La qualification MiCA a des répercussions fiscales directes. Un token qualifié de crypto-actif sous MiCA relève de la fiscalité des actifs numériques (flat tax de 30 % sur les plus-values). Un token requalifié en instrument financier relève de la fiscalité des valeurs mobilières (prélèvement forfaitaire unique de 30 % ou barème progressif sur option). Un token requalifié en part immobilière relève de la fiscalité des plus-values immobilières (36,2 % : 19 % IR + 17,2 % PS).

La DGFiP applique la qualification au cas par cas lors des contrôles fiscaux, sans position officielle publiée spécifique aux tokens immobiliers. Cette incertitude oblige les investisseurs à provisionner le scénario fiscal le plus défavorable, ce qui réduit l’attractivité apparente des rendements tokenisés.

Les obligations déclaratives varient également selon la qualification. Les tokens crypto-actifs imposent la déclaration des comptes d’actifs numériques à l’étranger (formulaire n°3916-bis, amende de 750 à 1 500 euros par compte non déclaré). Les revenus fonciers distribués via tokens sont déclarés sur le formulaire n°2044 ou n°2042. Les plus-values crypto relèvent du formulaire n°2086.

Comparaison avec les Approches d’Autres Juridictions

La comparaison France vs Suisse illustre les différences d’approche réglementaire. La Suisse, avec la FINMA et le DLT Act, offre un cadre plus clair pour la tokenisation de droits immobiliers, avec la possibilité de créer des titres numériques reconnus directement en droit des sociétés. Singapour et Dubaï adoptent des approches encore plus flexibles.

MiCA vise à positionner l’Europe comme un marché unifié et attractif pour les crypto-actifs, mais l’exclusion des instruments financiers crée un vide que les juridictions concurrentes exploitent. La France, avec son cadre PACTE + DEEP, dispose d’atouts spécifiques (reconnaissance de la blockchain pour les registres de titres, 17 500 notaires connectés via NotaChain), mais la complexité réglementaire reste un frein à l’innovation.

Perspectives et Recommandations

L’impact de MiCA sur la tokenisation immobilière se cristallisera dans les années 2026-2028, à mesure que les plateformes complètent leur transition vers les licences CASP et que la jurisprudence clarifie la qualification des tokens immobiliers.
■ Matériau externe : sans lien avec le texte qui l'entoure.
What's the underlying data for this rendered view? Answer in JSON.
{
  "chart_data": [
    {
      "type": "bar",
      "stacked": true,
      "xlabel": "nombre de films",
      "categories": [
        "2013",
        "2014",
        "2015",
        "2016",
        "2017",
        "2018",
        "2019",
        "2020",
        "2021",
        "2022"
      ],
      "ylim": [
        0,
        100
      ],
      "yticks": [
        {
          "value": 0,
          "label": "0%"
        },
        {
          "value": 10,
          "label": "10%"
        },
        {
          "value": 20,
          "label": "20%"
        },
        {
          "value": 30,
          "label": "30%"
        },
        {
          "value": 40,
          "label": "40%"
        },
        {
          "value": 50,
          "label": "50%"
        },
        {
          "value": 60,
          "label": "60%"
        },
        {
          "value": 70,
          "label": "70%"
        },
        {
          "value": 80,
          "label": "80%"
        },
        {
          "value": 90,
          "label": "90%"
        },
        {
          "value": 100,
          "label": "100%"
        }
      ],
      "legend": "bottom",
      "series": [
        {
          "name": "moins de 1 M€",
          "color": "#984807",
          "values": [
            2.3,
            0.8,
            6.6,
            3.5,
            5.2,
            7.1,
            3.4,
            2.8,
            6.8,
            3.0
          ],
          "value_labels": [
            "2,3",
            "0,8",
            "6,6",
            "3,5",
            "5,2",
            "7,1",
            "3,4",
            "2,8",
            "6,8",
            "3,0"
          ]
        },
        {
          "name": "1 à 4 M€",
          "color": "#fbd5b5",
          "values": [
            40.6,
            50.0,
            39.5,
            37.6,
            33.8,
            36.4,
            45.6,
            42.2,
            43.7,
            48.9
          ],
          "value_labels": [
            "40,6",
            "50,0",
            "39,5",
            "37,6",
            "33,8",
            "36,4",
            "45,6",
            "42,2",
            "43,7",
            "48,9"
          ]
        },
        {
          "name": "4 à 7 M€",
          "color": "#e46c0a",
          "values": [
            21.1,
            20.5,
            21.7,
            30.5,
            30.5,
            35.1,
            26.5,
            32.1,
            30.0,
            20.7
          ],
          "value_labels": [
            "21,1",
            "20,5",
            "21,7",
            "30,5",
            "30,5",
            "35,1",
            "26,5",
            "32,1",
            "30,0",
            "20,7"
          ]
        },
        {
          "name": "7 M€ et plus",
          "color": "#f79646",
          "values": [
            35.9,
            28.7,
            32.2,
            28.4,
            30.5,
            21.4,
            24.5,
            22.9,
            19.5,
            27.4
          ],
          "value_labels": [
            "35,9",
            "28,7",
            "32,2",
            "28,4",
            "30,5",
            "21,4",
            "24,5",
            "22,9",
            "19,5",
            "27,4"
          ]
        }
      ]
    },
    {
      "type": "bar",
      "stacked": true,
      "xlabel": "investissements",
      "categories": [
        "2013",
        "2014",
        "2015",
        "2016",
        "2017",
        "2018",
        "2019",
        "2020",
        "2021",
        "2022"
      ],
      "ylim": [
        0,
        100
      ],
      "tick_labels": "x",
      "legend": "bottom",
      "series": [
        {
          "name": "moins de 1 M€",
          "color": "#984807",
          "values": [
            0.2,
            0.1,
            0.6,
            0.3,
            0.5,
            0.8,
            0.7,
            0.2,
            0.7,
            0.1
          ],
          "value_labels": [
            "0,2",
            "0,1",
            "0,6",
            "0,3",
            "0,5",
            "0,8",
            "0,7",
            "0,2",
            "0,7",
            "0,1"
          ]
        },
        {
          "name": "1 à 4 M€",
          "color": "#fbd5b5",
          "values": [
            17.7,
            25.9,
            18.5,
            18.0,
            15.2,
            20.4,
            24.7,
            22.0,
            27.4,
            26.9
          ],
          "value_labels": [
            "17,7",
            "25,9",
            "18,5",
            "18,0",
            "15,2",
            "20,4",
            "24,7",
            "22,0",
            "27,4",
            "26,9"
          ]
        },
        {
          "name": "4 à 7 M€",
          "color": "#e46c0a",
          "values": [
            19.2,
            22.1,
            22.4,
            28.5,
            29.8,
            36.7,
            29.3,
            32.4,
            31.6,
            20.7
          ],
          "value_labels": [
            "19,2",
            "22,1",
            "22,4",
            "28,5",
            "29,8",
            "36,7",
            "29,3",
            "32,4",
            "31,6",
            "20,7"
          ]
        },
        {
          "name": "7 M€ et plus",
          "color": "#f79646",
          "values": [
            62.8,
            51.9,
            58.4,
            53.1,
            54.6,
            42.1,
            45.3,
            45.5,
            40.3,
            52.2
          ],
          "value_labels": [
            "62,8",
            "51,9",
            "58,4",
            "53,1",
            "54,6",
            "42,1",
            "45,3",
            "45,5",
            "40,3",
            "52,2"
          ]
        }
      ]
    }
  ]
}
Pour les investisseurs, la recommandation est de privilégier les plateformes agréées (PSAN/CASP), de vérifier la qualification juridique des tokens proposés, et de consulter un conseil fiscal pour anticiper le traitement applicable. Le cadre juridique et les guides pratiques fournissent les repères nécessaires pour naviguer dans cet environnement réglementaire en évolution.

Le marché mondial des RWA (35 milliards de dollars, +130 %) continuera de croître indépendamment des incertitudes réglementaires. Les plateformes qui réussiront la transition MiCA et clarifieront la qualification de leurs tokens seront les mieux positionnées pour capturer cette croissance au bénéfice des investisseurs français et européens.
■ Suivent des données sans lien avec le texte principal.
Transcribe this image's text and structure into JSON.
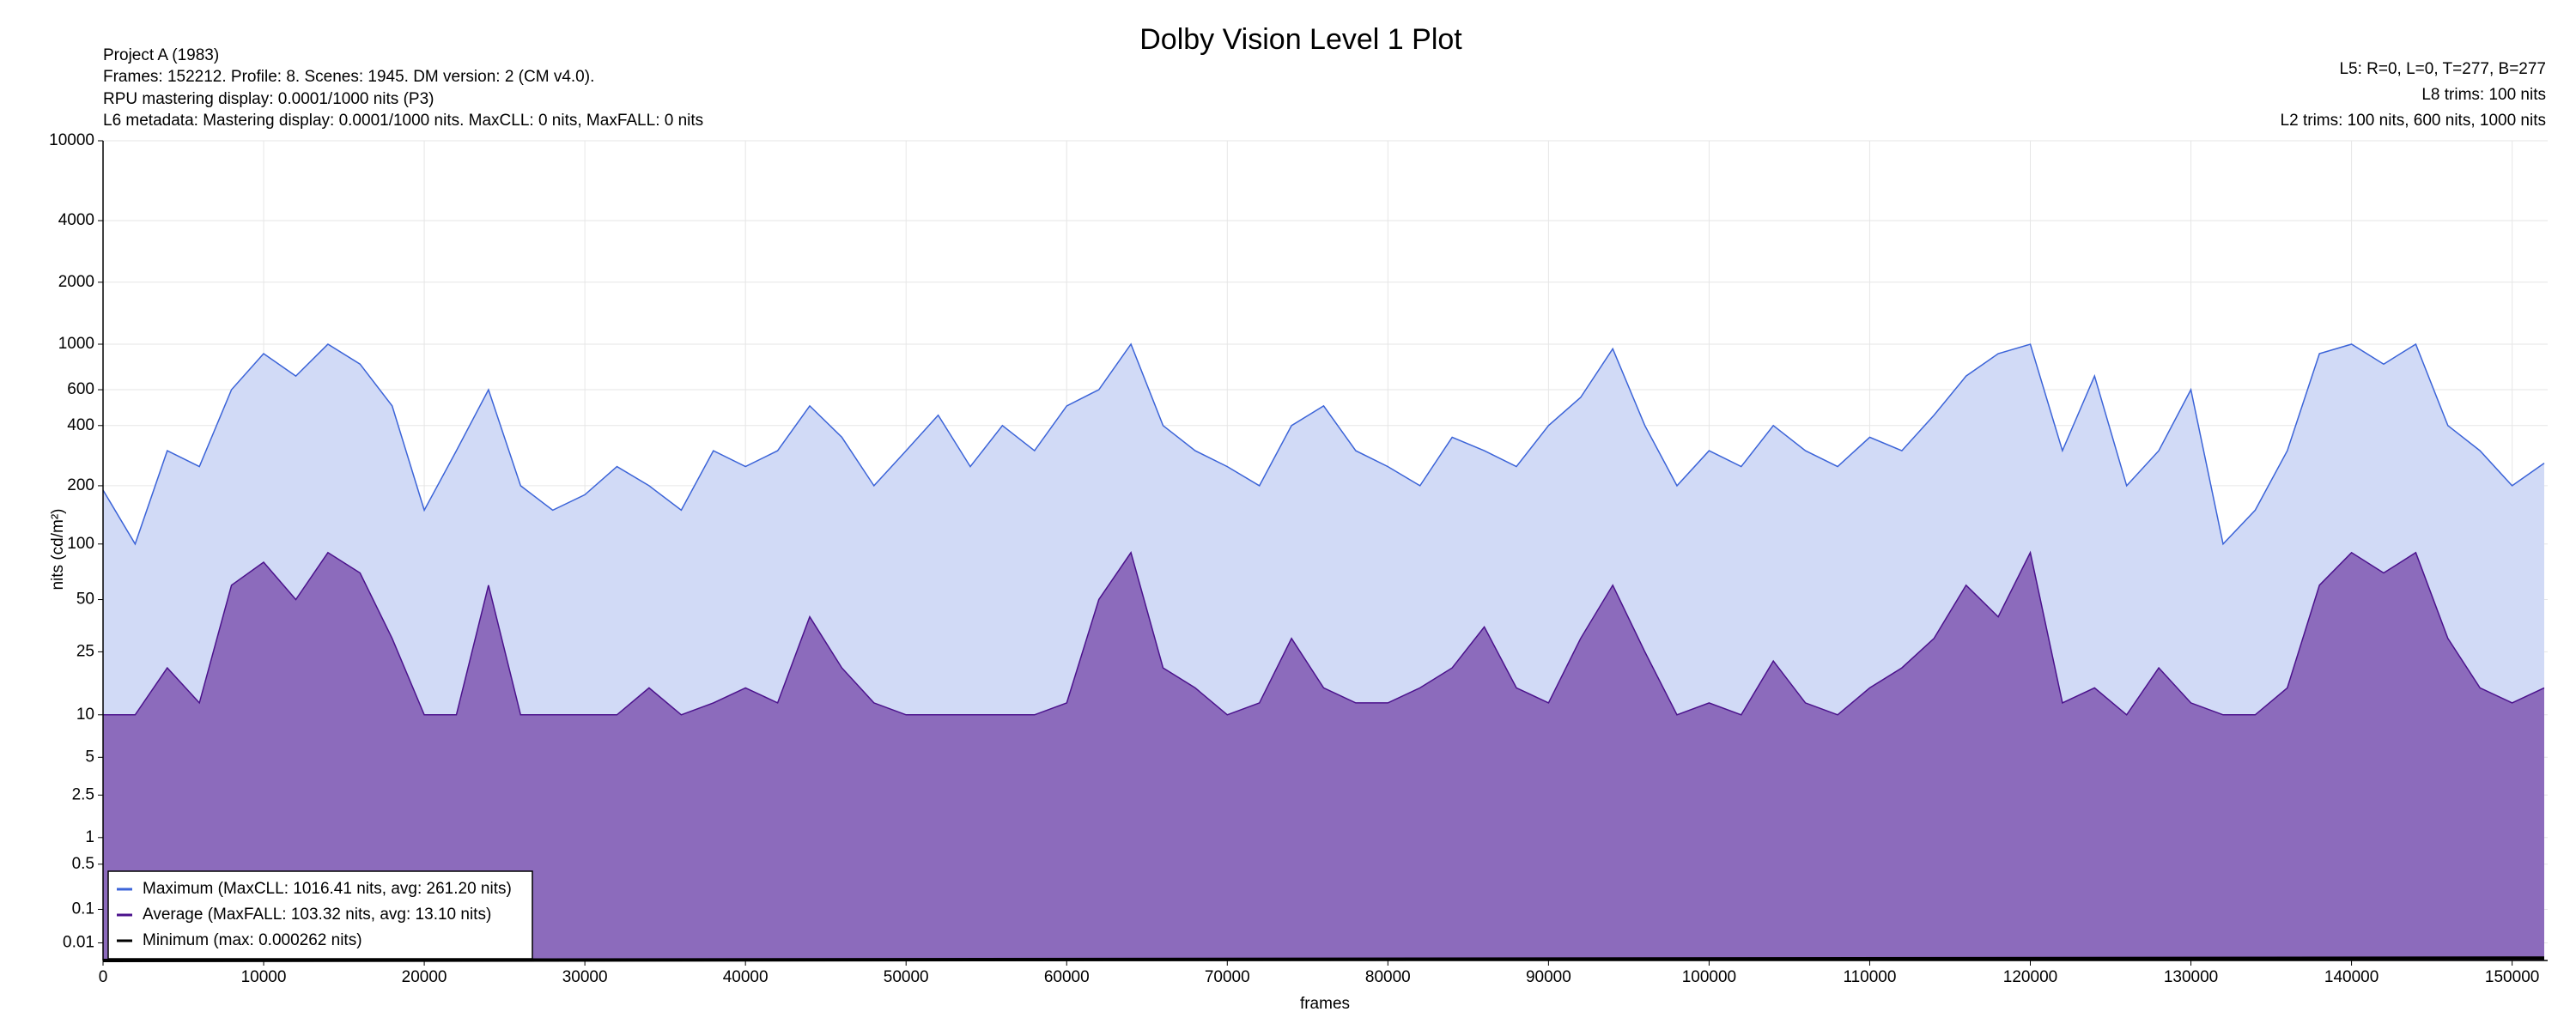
{
  "chart_data": {
    "type": "line",
    "title": "Dolby Vision Level 1 Plot",
    "info_left": [
      "Project A (1983)",
      "Frames: 152212. Profile: 8. Scenes: 1945. DM version: 2 (CM v4.0).",
      "RPU mastering display: 0.0001/1000 nits  (P3)",
      "L6 metadata: Mastering display: 0.0001/1000 nits. MaxCLL: 0 nits, MaxFALL: 0 nits"
    ],
    "info_right": [
      "L5: R=0, L=0, T=277, B=277",
      "L8 trims: 100 nits",
      "L2 trims: 100 nits, 600 nits, 1000 nits"
    ],
    "x_label": "frames",
    "y_label": "nits (cd/m²)",
    "yscale": "pq",
    "grid": true,
    "legend": "lower left",
    "xlim": [
      0,
      152212
    ],
    "xticks": [
      0,
      10000,
      20000,
      30000,
      40000,
      50000,
      60000,
      70000,
      80000,
      90000,
      100000,
      110000,
      120000,
      130000,
      140000,
      150000
    ],
    "ylim": [
      0,
      10000
    ],
    "yticks": [
      0.01,
      0.1,
      0.5,
      1,
      2.5,
      5,
      10,
      25,
      50,
      100,
      200,
      400,
      600,
      1000,
      2000,
      4000,
      10000
    ],
    "x": [
      0,
      2000,
      4000,
      6000,
      8000,
      10000,
      12000,
      14000,
      16000,
      18000,
      20000,
      22000,
      24000,
      26000,
      28000,
      30000,
      32000,
      34000,
      36000,
      38000,
      40000,
      42000,
      44000,
      46000,
      48000,
      50000,
      52000,
      54000,
      56000,
      58000,
      60000,
      62000,
      64000,
      66000,
      68000,
      70000,
      72000,
      74000,
      76000,
      78000,
      80000,
      82000,
      84000,
      86000,
      88000,
      90000,
      92000,
      94000,
      96000,
      98000,
      100000,
      102000,
      104000,
      106000,
      108000,
      110000,
      112000,
      114000,
      116000,
      118000,
      120000,
      122000,
      124000,
      126000,
      128000,
      130000,
      132000,
      134000,
      136000,
      138000,
      140000,
      142000,
      144000,
      146000,
      148000,
      150000,
      152000
    ],
    "series": [
      {
        "name": "Maximum (MaxCLL: 1016.41 nits, avg: 261.20 nits)",
        "color": "#3c64d8",
        "fill": "#d1daf6",
        "values": [
          190,
          100,
          300,
          250,
          600,
          900,
          700,
          1000,
          800,
          500,
          150,
          300,
          600,
          200,
          150,
          180,
          250,
          200,
          150,
          300,
          250,
          300,
          500,
          350,
          200,
          300,
          450,
          250,
          400,
          300,
          500,
          600,
          1000,
          400,
          300,
          250,
          200,
          400,
          500,
          300,
          250,
          200,
          350,
          300,
          250,
          400,
          550,
          950,
          400,
          200,
          300,
          250,
          400,
          300,
          250,
          350,
          300,
          450,
          700,
          900,
          1000,
          300,
          700,
          200,
          300,
          600,
          100,
          150,
          300,
          900,
          1000,
          800,
          1000,
          400,
          300,
          200,
          260
        ]
      },
      {
        "name": "Average (MaxFALL: 103.32 nits, avg: 13.10 nits)",
        "color": "#4b128c",
        "fill": "#8c6bbc",
        "values": [
          10,
          10,
          20,
          12,
          60,
          80,
          50,
          90,
          70,
          30,
          10,
          10,
          60,
          10,
          10,
          10,
          10,
          15,
          10,
          12,
          15,
          12,
          40,
          20,
          12,
          10,
          10,
          10,
          10,
          10,
          12,
          50,
          90,
          20,
          15,
          10,
          12,
          30,
          15,
          12,
          12,
          15,
          20,
          35,
          15,
          12,
          30,
          60,
          25,
          10,
          12,
          10,
          22,
          12,
          10,
          15,
          20,
          30,
          60,
          40,
          90,
          12,
          15,
          10,
          20,
          12,
          10,
          10,
          15,
          60,
          90,
          70,
          90,
          30,
          15,
          12,
          15
        ]
      },
      {
        "name": "Minimum (max: 0.000262 nits)",
        "color": "#000000",
        "x": [
          0,
          152000
        ],
        "values": [
          0,
          0.000262
        ]
      }
    ]
  }
}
Donnees du Marche et Implications Pratiques

Le marche francais comprend environ 15 PSAN actifs dans la tokenisation immobiliere en 2026. Le marche SCPI (90 milliards d’encours, TD 4,72 %) et le marche RWA mondial (35 milliards USD, projection 4 000 milliards d’ici 2030) offrent le contexte dans lequel MiCA s’applique. Les plateformes comme RealT (SEC), Equisafe (AMF) et OPCAP (PSAN) devront adapter leur conformite. Consultez les plateformes et le cadre juridique.
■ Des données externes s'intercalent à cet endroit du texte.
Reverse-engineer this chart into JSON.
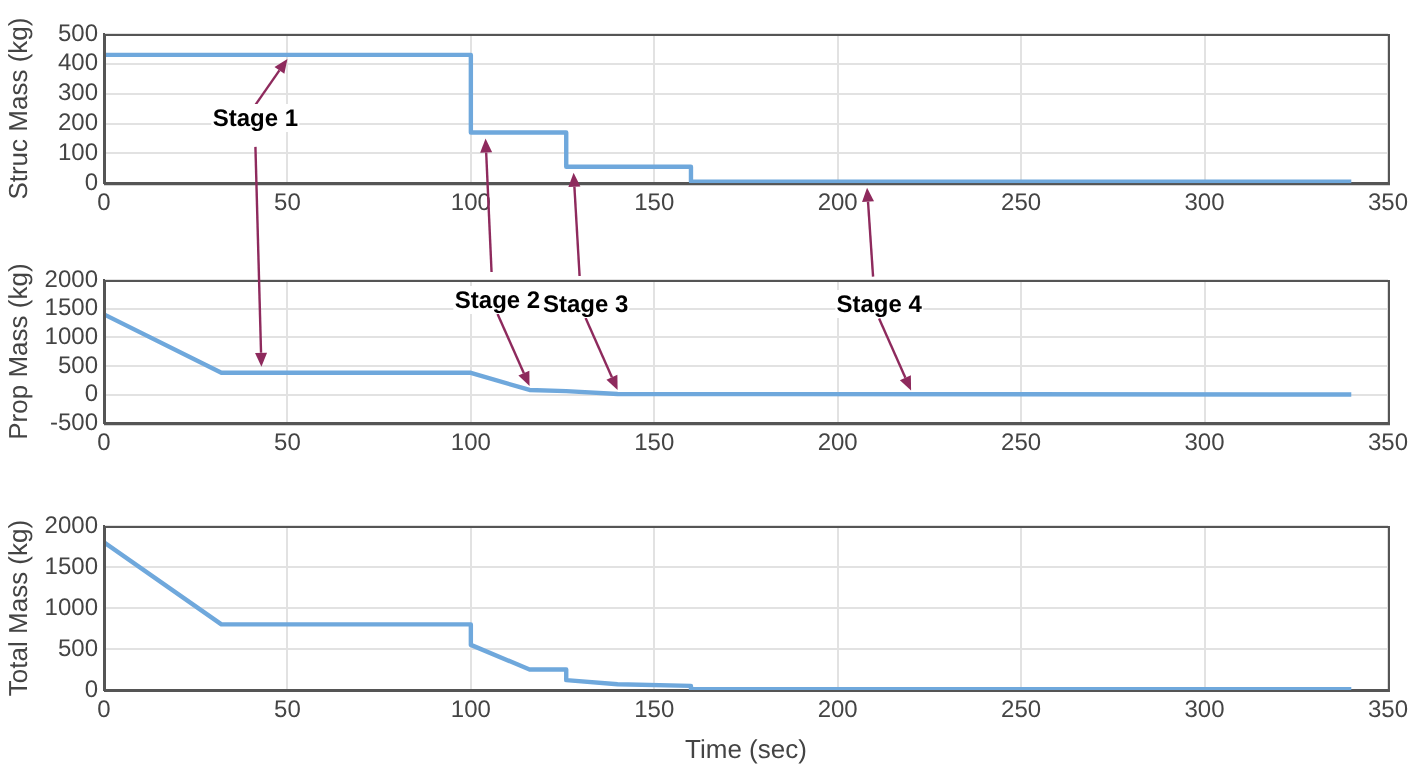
{
  "chart_data": [
    {
      "type": "line",
      "ylabel": "Struc Mass (kg)",
      "x": [
        0,
        100,
        100,
        126,
        126,
        160,
        160,
        340
      ],
      "series": [
        {
          "color": "#6fa8dc",
          "values": [
            430,
            430,
            170,
            170,
            55,
            55,
            5,
            5
          ]
        }
      ],
      "xlim": [
        0,
        350
      ],
      "xticks": [
        0,
        50,
        100,
        150,
        200,
        250,
        300,
        350
      ],
      "ylim": [
        0,
        500
      ],
      "yticks": [
        0,
        100,
        200,
        300,
        400,
        500
      ],
      "grid": true,
      "legend": false,
      "annotations": [
        {
          "text": "Stage 1",
          "x": 50,
          "y": 430
        }
      ]
    },
    {
      "type": "line",
      "ylabel": "Prop Mass (kg)",
      "x": [
        0,
        32,
        100,
        116,
        126,
        140,
        340
      ],
      "series": [
        {
          "color": "#6fa8dc",
          "values": [
            1400,
            380,
            380,
            80,
            60,
            10,
            0
          ]
        }
      ],
      "xlim": [
        0,
        350
      ],
      "xticks": [
        0,
        50,
        100,
        150,
        200,
        250,
        300,
        350
      ],
      "ylim": [
        -500,
        2000
      ],
      "yticks": [
        -500,
        0,
        500,
        1000,
        1500,
        2000
      ],
      "grid": true,
      "legend": false,
      "annotations": [
        {
          "text": "Stage 2",
          "x": 116,
          "y": 80
        },
        {
          "text": "Stage 3",
          "x": 140,
          "y": 10
        },
        {
          "text": "Stage 4",
          "x": 220,
          "y": 0
        }
      ]
    },
    {
      "type": "line",
      "xlabel": "Time (sec)",
      "ylabel": "Total Mass (kg)",
      "x": [
        0,
        32,
        100,
        100,
        116,
        126,
        126,
        140,
        160,
        160,
        340
      ],
      "series": [
        {
          "color": "#6fa8dc",
          "values": [
            1800,
            800,
            800,
            550,
            250,
            250,
            120,
            70,
            50,
            10,
            10
          ]
        }
      ],
      "xlim": [
        0,
        350
      ],
      "xticks": [
        0,
        50,
        100,
        150,
        200,
        250,
        300,
        350
      ],
      "ylim": [
        0,
        2000
      ],
      "yticks": [
        0,
        500,
        1000,
        1500,
        2000
      ],
      "grid": true,
      "legend": false
    }
  ]
}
Les investisseurs francais doivent declarer les comptes d’actifs numeriques etrangers via le formulaire n3916-bis. Les revenus locatifs via tokens sont qualifies de revenus fonciers (IR + PS 17,2 %). Les plus-values de revente sont soumises a la flat tax de 30 %. Le marche immobilier francais (343,52 milliards USD, 945 000 transactions) et le marche SCPI (90 milliards d’encours) sont directement concernes par ces evolutions reglementaires.

L’impact de MiCA sur la tokenisation immobiliere se mesure egalement en termes de confiance des investisseurs institutionnels. Avant MiCA, les fonds d’investissement hesitaient a integrer des tokens immobiliers dans leurs allocations. Desormais, avec un cadre reglementaire harmonise couvrant 27 pays de l’Union europeenne, les 90 milliards d’euros d’encours SCPI disposent d’un cadre juridique clair pour une eventuelle migration vers la blockchain.